A group of scientists in Israel has discovered that human sweat glands act like tiny antennas, and could in principle be used to remotely monitor a person’s emotions. This is because the emission of the glands, which lies in the sub-terahertz range, varies according to sweat levels.

Humans have several million sweat glands, which lie in the middle layer of the skin called the dermis. When the glands produce sweat, it is transported roughly 100 µm to the surface, called the epidermis, through a duct.

Researchers had assumed that these ducts are basically straight, but recent images taken using 3D optical coherence tomography showed that they are in fact helical. Because the sweat ducts were already known to be conductive, and because the dielectric permittivity of the dermis is higher than that of the epidermis, Yuri Feldman, Aharon Agranat and colleagues at the Department of Applied Physics at the Hebrew University of Jerusalem speculated that the ducts might function as helical antennas that emit over a broad range of frequencies.

Given the length of the ducts, which would have to be just a fraction of a millimetre, the structure would have a resonant frequency of around 100 GHz, in other words the low terahertz region. Unfortunately, ions in the ducts would move far too slowly to create current alternating at this speed. Feldman and colleagues therefore proposed that the high-speed movement of charge could be provided by a common biological process known as “proton hopping”, in which protons jump from one water molecule to the next.

Tried and tested

Now, The Israel researchers have tested this hypothesis. They bounced sub-terahertz radiation between 75 and 110 GHz off the hands of various people and measured the strength of the reflected radiation as a function of frequency. They did this when the people were fully relaxed and then following 20 minutes of intense jogging, taking successive measurements as the subjects returned to a relaxed state. They found that the spectra of reflection intensity were curves centred on a dip at about 90 GHz, and that the dip became less pronounced as people relaxed (Phys. Rev. Lett. 100 128102).

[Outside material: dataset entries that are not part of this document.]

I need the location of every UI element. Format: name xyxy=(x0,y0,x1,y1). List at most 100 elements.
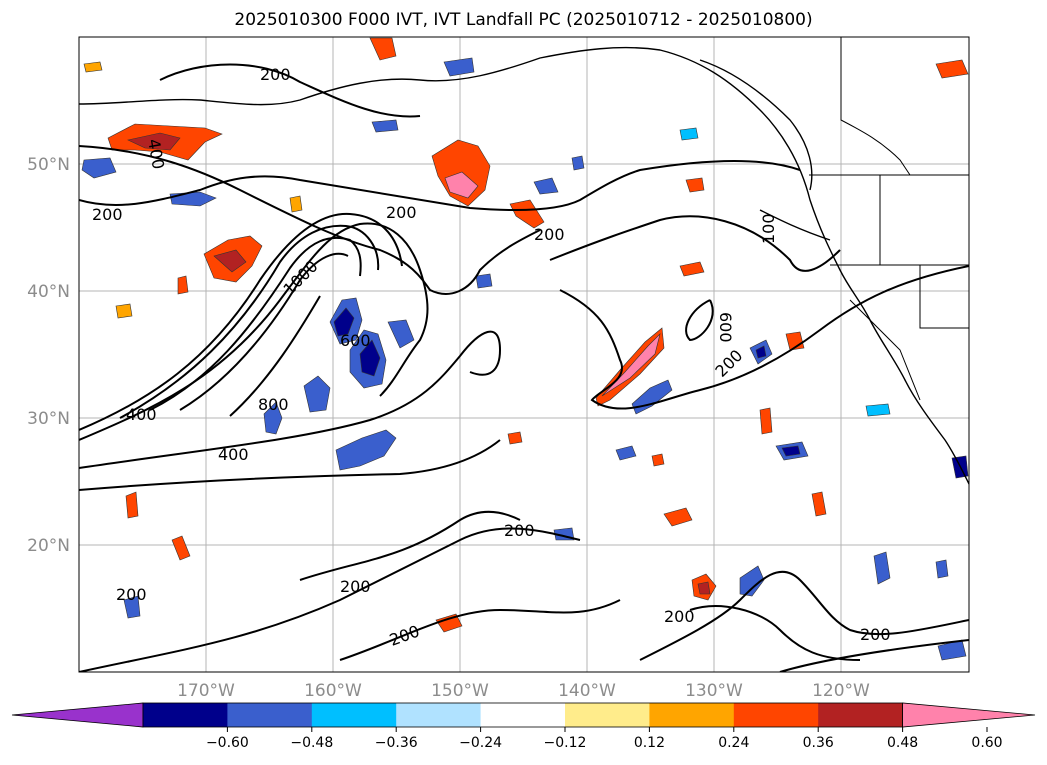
colorbar-tick-label: 0.48 xyxy=(887,735,918,751)
colorbar-segment xyxy=(396,703,482,727)
colorbar-segment xyxy=(565,703,650,727)
blob-south-1 xyxy=(663,507,693,527)
blob-9 xyxy=(615,445,637,461)
blob-small-2 xyxy=(679,261,705,277)
blob-17 xyxy=(865,403,891,417)
svg-text:200: 200 xyxy=(260,65,291,84)
svg-text:400: 400 xyxy=(218,445,249,464)
positive-anomaly-fills xyxy=(83,37,969,633)
blob-small-7 xyxy=(685,177,705,193)
colorbar-segment xyxy=(649,703,735,727)
blob-5 xyxy=(873,551,891,585)
svg-text:600: 600 xyxy=(716,312,735,343)
colorbar-tick-label: −0.60 xyxy=(206,735,249,751)
blob-4-core xyxy=(781,445,801,457)
blob-12 xyxy=(387,319,415,349)
svg-text:140°W: 140°W xyxy=(558,681,616,701)
svg-text:150°W: 150°W xyxy=(431,681,489,701)
blob-small-13 xyxy=(115,303,133,319)
blob-south-central xyxy=(335,429,397,471)
blob-13 xyxy=(935,559,949,579)
svg-text:200: 200 xyxy=(116,585,147,604)
colorbar-segment xyxy=(818,703,904,727)
blob-small-5 xyxy=(935,59,969,79)
colorbar-segment xyxy=(143,703,228,727)
svg-text:30°N: 30°N xyxy=(27,409,70,429)
blob-small-3 xyxy=(509,199,545,229)
blob-south-2 xyxy=(435,613,463,633)
svg-text:50°N: 50°N xyxy=(27,155,70,175)
blob-aleutian-core xyxy=(127,132,181,151)
blob-8 xyxy=(443,57,475,77)
map-frame xyxy=(78,36,970,673)
colorbar-tick-label: −0.36 xyxy=(375,735,418,751)
colorbar-outline xyxy=(142,702,903,728)
blob-small-4 xyxy=(369,37,397,61)
blob-small-11 xyxy=(651,453,665,467)
svg-text:400: 400 xyxy=(126,405,157,424)
blob-central-lower xyxy=(303,375,331,413)
blob-small-12 xyxy=(289,195,303,213)
blob-2 xyxy=(81,157,117,179)
coastlines xyxy=(79,46,969,485)
blob-central-core xyxy=(359,339,381,377)
longitude-tick-labels: 170°W 160°W 150°W 140°W 130°W 120°W xyxy=(177,681,870,701)
blob-16 xyxy=(571,155,585,171)
colorbar-tick-label: −0.12 xyxy=(544,735,587,751)
svg-text:40°N: 40°N xyxy=(27,282,70,302)
svg-text:200: 200 xyxy=(92,205,123,224)
blob-ar-landfall-core xyxy=(601,333,661,397)
colorbar-tick-label: −0.48 xyxy=(290,735,333,751)
colorbar-extend-low xyxy=(11,702,144,728)
colorbar-tick-labels: −0.60 −0.48 −0.36 −0.24 −0.12 0.12 0.24 0.36 0.4… xyxy=(206,727,1003,751)
map-body: 200 200 200 200 400 400 400 600 800 1000… xyxy=(79,37,969,672)
colorbar-segment xyxy=(227,703,313,727)
latitude-tick-labels: 50°N 40°N 30°N 20°N xyxy=(27,155,70,556)
blob-central-north-core xyxy=(333,307,355,337)
blob-18 xyxy=(475,273,493,289)
blob-gulf-alaska-core xyxy=(444,171,479,199)
colorbar-tick-label: 0.12 xyxy=(634,735,665,751)
svg-text:800: 800 xyxy=(258,395,289,414)
blob-west-30n xyxy=(263,401,283,435)
colorbar-tick-label: 0.60 xyxy=(971,735,1002,751)
blob-small-10 xyxy=(507,431,523,445)
blob-small-14 xyxy=(83,61,103,73)
svg-text:20°N: 20°N xyxy=(27,536,70,556)
blob-3 xyxy=(533,177,559,195)
colorbar-segment xyxy=(311,703,397,727)
blob-7 xyxy=(371,119,399,133)
svg-text:200: 200 xyxy=(860,625,891,644)
blob-11 xyxy=(679,127,699,141)
blob-sw-2 xyxy=(125,491,139,519)
colorbar xyxy=(11,702,1036,728)
blob-hawaii-nw xyxy=(739,565,765,597)
blob-15 xyxy=(123,595,141,619)
gridlines xyxy=(79,37,969,672)
colorbar-tick-label: 0.24 xyxy=(718,735,749,751)
svg-text:130°W: 130°W xyxy=(685,681,743,701)
blob-hawaii-ne-core xyxy=(697,581,711,595)
colorbar-tick-label: 0.36 xyxy=(803,735,834,751)
political-boundaries xyxy=(809,37,969,401)
svg-text:200: 200 xyxy=(534,225,565,244)
svg-text:600: 600 xyxy=(340,331,371,350)
blob-small-8 xyxy=(759,407,773,435)
colorbar-extend-high xyxy=(902,702,1036,728)
svg-text:120°W: 120°W xyxy=(812,681,870,701)
map-title: 2025010300 F000 IVT, IVT Landfall PC (20… xyxy=(234,10,813,30)
svg-text:200: 200 xyxy=(504,521,535,540)
blob-west-40n-core xyxy=(213,249,247,273)
svg-text:200: 200 xyxy=(386,203,417,222)
svg-text:100: 100 xyxy=(759,213,778,244)
svg-text:200: 200 xyxy=(664,607,695,626)
blob-small-9 xyxy=(811,491,827,517)
colorbar-segment xyxy=(480,703,566,727)
svg-text:200: 200 xyxy=(340,577,371,596)
svg-text:170°W: 170°W xyxy=(177,681,235,701)
ivt-contours xyxy=(79,63,969,672)
colorbar-tick-label: −0.24 xyxy=(459,735,502,751)
colorbar-segment xyxy=(733,703,819,727)
svg-text:160°W: 160°W xyxy=(304,681,362,701)
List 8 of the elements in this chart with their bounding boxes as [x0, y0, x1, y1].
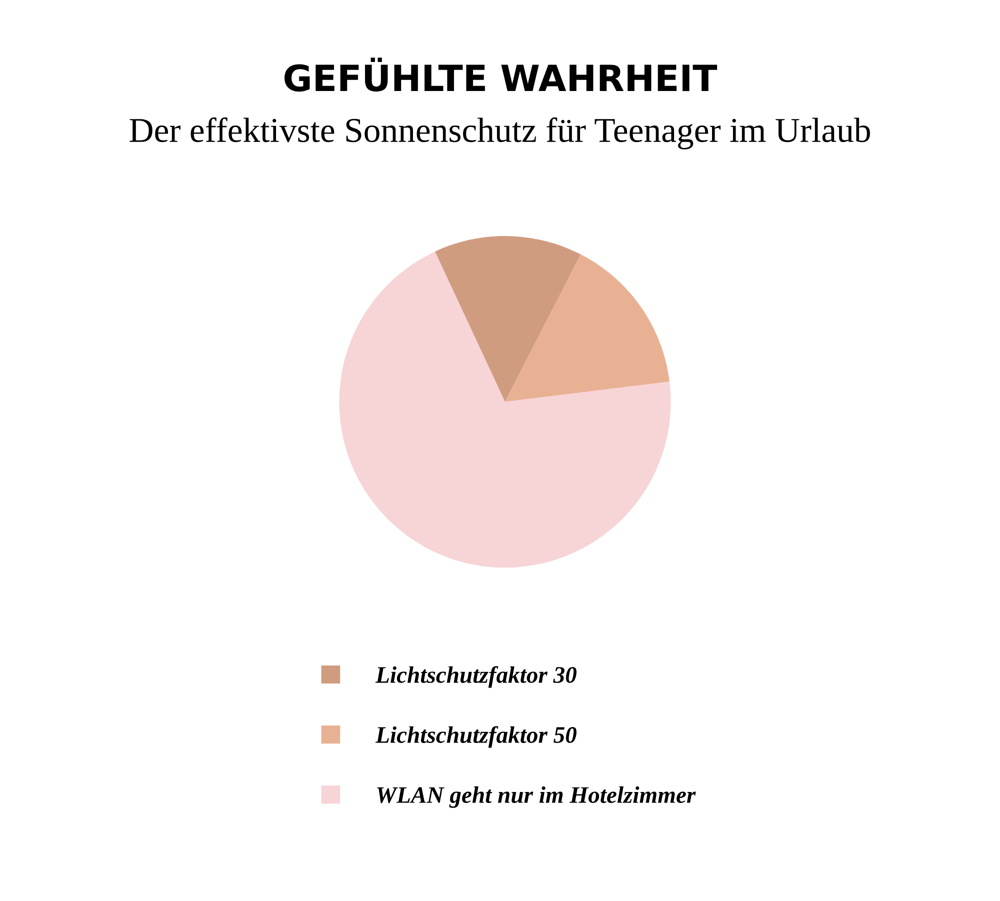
legend-label: WLAN geht nur im Hotelzimmer [377, 786, 696, 808]
legend-label: Lichtschutzfaktor 50 [375, 726, 577, 748]
legend-label: Lichtschutzfaktor 30 [375, 666, 577, 688]
pie-slice [434, 236, 581, 402]
chart-subtitle: Der effektivste Sonnenschutz für Teenager im Urlaub [130, 117, 870, 150]
pie-slice [505, 254, 670, 402]
pie-slice [339, 252, 671, 568]
chart-title: GEFÜHLTE WAHRHEIT [284, 58, 718, 92]
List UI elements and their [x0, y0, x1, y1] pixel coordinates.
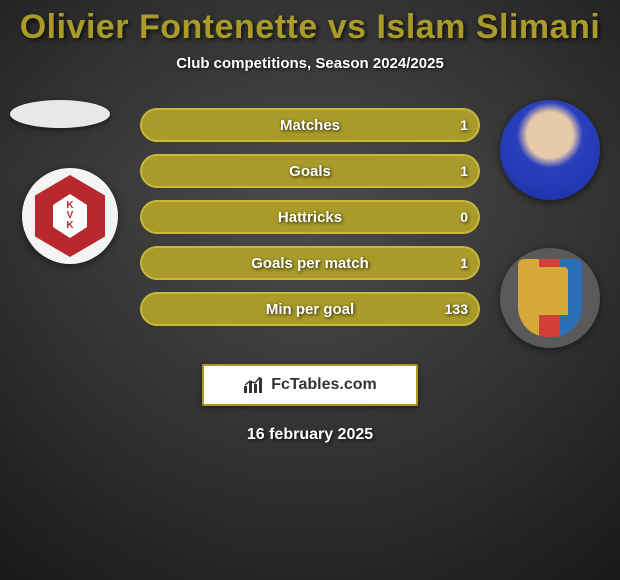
- stat-bar-value-right: 0: [460, 200, 468, 234]
- stat-bar-value-right: 133: [445, 292, 468, 326]
- stat-bar-row: Hattricks0: [140, 200, 480, 234]
- stat-bar-row: Goals per match1: [140, 246, 480, 280]
- stat-bar-row: Min per goal133: [140, 292, 480, 326]
- fctables-logo-text: FcTables.com: [271, 376, 377, 394]
- content-root: Olivier Fontenette vs Islam Slimani Club…: [0, 0, 620, 444]
- stat-bar-value-right: 1: [460, 246, 468, 280]
- player-right-avatar: [500, 100, 600, 200]
- stat-bar-label: Goals: [140, 154, 480, 188]
- shield-icon: [518, 259, 582, 337]
- fctables-logo-box: FcTables.com: [202, 364, 418, 406]
- bar-chart-icon: [243, 376, 265, 394]
- stat-bar-label: Matches: [140, 108, 480, 142]
- subtitle: Club competitions, Season 2024/2025: [0, 55, 620, 72]
- club-badge-letters: KVK: [66, 201, 73, 231]
- page-title: Olivier Fontenette vs Islam Slimani: [0, 0, 620, 47]
- stat-bar-label: Min per goal: [140, 292, 480, 326]
- stat-bar-value-right: 1: [460, 154, 468, 188]
- player-left-club-badge: KVK: [22, 168, 118, 264]
- stat-bar-row: Matches1: [140, 108, 480, 142]
- stat-bars: Matches1Goals1Hattricks0Goals per match1…: [140, 108, 480, 338]
- castle-icon: [532, 267, 568, 315]
- comparison-area: KVK Matches1Goals1Hattricks0Goals per ma…: [0, 108, 620, 358]
- date-text: 16 february 2025: [0, 426, 620, 444]
- stat-bar-value-right: 1: [460, 108, 468, 142]
- player-left-avatar-placeholder: [10, 100, 110, 128]
- stat-bar-label: Goals per match: [140, 246, 480, 280]
- stat-bar-row: Goals1: [140, 154, 480, 188]
- player-right-club-badge: [500, 248, 600, 348]
- stat-bar-label: Hattricks: [140, 200, 480, 234]
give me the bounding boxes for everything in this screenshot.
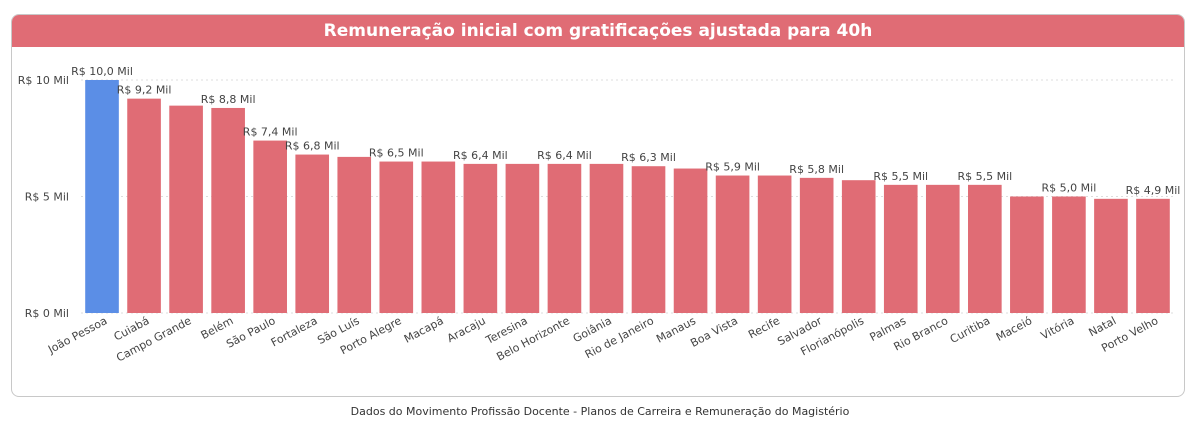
source-footer: Dados do Movimento Profissão Docente - P… (350, 405, 850, 418)
bar (883, 184, 918, 313)
x-tick-label: João Pessoa (45, 314, 109, 356)
data-label: R$ 9,2 Mil (117, 84, 172, 97)
data-label: R$ 6,3 Mil (621, 151, 676, 164)
x-tick-label: Campo Grande (114, 314, 193, 364)
data-label: R$ 5,0 Mil (1042, 182, 1097, 195)
x-tick-label: Macapá (402, 314, 446, 346)
data-label: R$ 10,0 Mil (71, 65, 133, 78)
bar (673, 168, 708, 313)
bar (547, 163, 582, 313)
bar (505, 163, 540, 313)
data-label: R$ 6,8 Mil (285, 140, 340, 153)
data-label: R$ 5,8 Mil (789, 163, 844, 176)
data-label: R$ 5,5 Mil (957, 170, 1012, 183)
bar (211, 107, 245, 314)
chart-title: Remuneração inicial com gratificações aj… (323, 21, 873, 41)
y-tick-label: R$ 10 Mil (18, 74, 69, 87)
bar (169, 105, 203, 313)
bar (421, 161, 456, 313)
x-tick-label: Aracaju (445, 314, 488, 345)
data-label: R$ 4,9 Mil (1126, 184, 1181, 197)
bar (589, 163, 624, 313)
x-tick-label: Fortaleza (269, 314, 320, 349)
bar (757, 175, 792, 313)
x-tick-label: Boa Vista (688, 314, 740, 350)
bar (631, 166, 666, 313)
bar (253, 140, 287, 313)
y-tick-label: R$ 5 Mil (25, 191, 69, 204)
bar (379, 161, 414, 313)
bar (925, 184, 960, 313)
bar (841, 180, 876, 313)
data-label: R$ 5,9 Mil (705, 161, 760, 174)
bar (463, 163, 498, 313)
chart-panel: Remuneração inicial com gratificações aj… (11, 14, 1185, 397)
bar (1052, 196, 1086, 313)
bar (799, 177, 834, 313)
y-tick-label: R$ 0 Mil (25, 307, 69, 320)
bar (715, 175, 750, 313)
x-tick-label: Maceió (994, 314, 1035, 344)
data-label: R$ 6,4 Mil (453, 149, 508, 162)
chart-title-bar: Remuneração inicial com gratificações aj… (12, 15, 1184, 47)
bar (85, 80, 119, 313)
bar (127, 98, 161, 313)
bar (1094, 198, 1128, 313)
data-label: R$ 6,5 Mil (369, 147, 424, 160)
data-label: R$ 7,4 Mil (243, 126, 298, 139)
bar (337, 156, 372, 313)
bar (1010, 196, 1044, 313)
data-label: R$ 8,8 Mil (201, 93, 256, 106)
bar (1136, 198, 1170, 313)
data-label: R$ 5,5 Mil (873, 170, 928, 183)
x-tick-label: Vitória (1039, 314, 1077, 342)
data-label: R$ 6,4 Mil (537, 149, 592, 162)
x-tick-label: Curitiba (948, 314, 992, 346)
bar (295, 154, 330, 313)
x-tick-label: Belo Horizonte (494, 314, 572, 363)
bar (968, 184, 1002, 313)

These results supported their theory, since emission by the sweat ducts would weaken reflection at terahertz frequencies. The fact that this weakening was most pronounced when people were sweating the most suggested that the strength of the ducts’ emission depended on sweat levels.

To see if this was true, the researchers carried out computer simulations in which terahertz beams were sent through an idealized section of a person’s skin containing eight helical sweat ducts. Because the dip became more pronounced as they increased the conductivity parameter — that is, as they increased sweat levels — the researchers concluded that sweating increases terahertz emissions. In fact, the terahertz emissions correlated well with pulse rate and blood pressure measurements too.

Signs of emotion

Feldman proposes that, in principle, simultaneous measurements of a person’s reflectance spectra at different parts of the body could provide information about their emotional state. There are number of areas of the body that have high concentrations of sweat glands, such as the forehead, the palms of the hand and the soles of the feet. The relative change in sweatiness between these different areas varies according to what caused the body to sweat — whether, for example, it was due to heat, excitement or spicy food.

“What we have shown is just the beginning,” says Feldman and Agranat. “We are very sure that the experiments validate our antenna hypothesis.”